He'd been waiting for it, in no small part because March in New York wasn't near as warm as it was billed - though it was small change compared to Minnesota, where the first day of spring invariably involved snow - but he was still a little surprised when the hero in question crawled through his window and nearly sprawled across the floor, all without missing a word.
"Yeah, I'm Dr. Blake. Erik," he offered. Stepping over to close the window, he winced a little as he surveyed the extent of visible damage, and the measures taken to staunch the bleeding. "You know, I've seen worse," he said thoughtfully. Rarely such a variety on any one body, but he'd still seen worse. It was almost, but not quite, comforting.
All it meant was that this was a warrior, and should be honored appropriately. "Bring me a six pack and we'll call it good." What mattered was getting the wounds tended, and he was here and wouldn't ask questions he really didn't want to know the answers to.

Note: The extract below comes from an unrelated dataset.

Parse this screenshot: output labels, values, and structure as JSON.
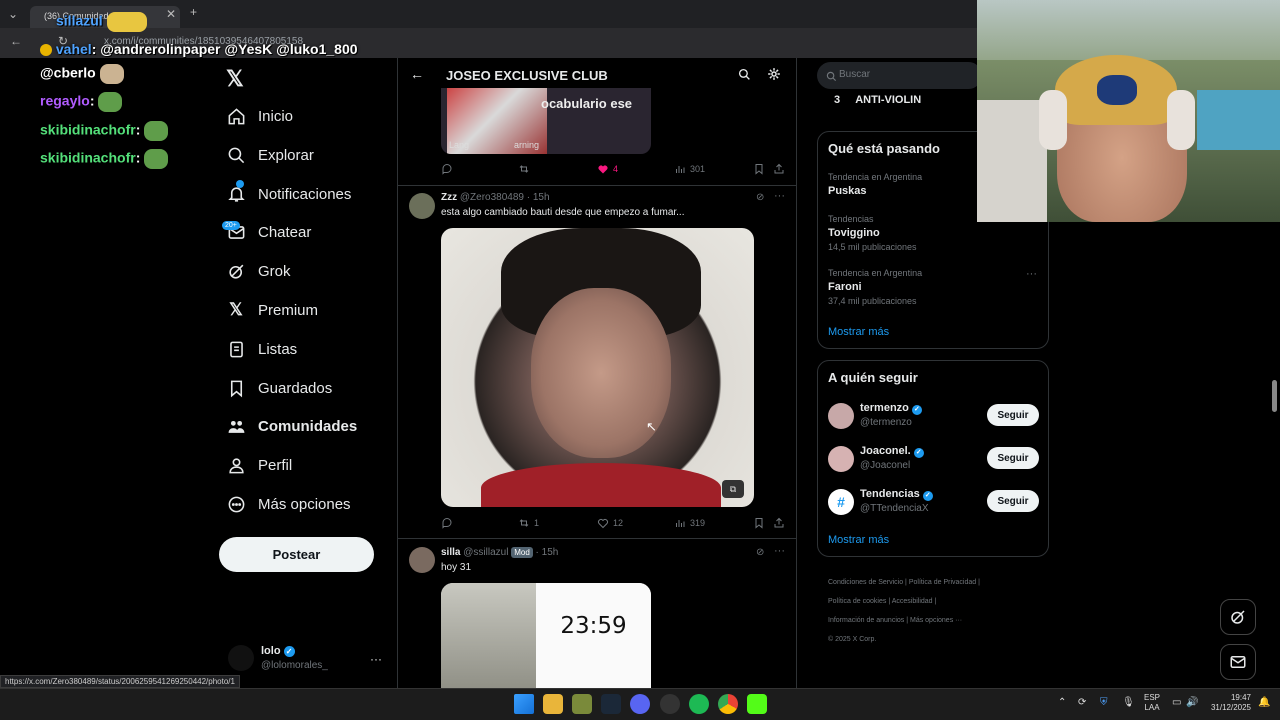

"Hop up on the table," he instructed, moving to thoroughly wash his hands - up to the elbow, humming the main chorus of an appropriate song to mark the time, on instinct - and dry them on a towel his discarded before pulling on a pair of gloves.
He ran through a mental triage, and selected a heavy pair of scissors from his case, laying out the pads of gauze next to it, and after those, the needles loaded with lengths of thread next to it. "Let's deal with the gash first," he said with all the surety that came with being a surgeon, the rock star of the medical profession. "It's going to hurt. And I'm going to need to cut off that part of your costume," he warned. Once he figured how to remove the webbing pad, that is.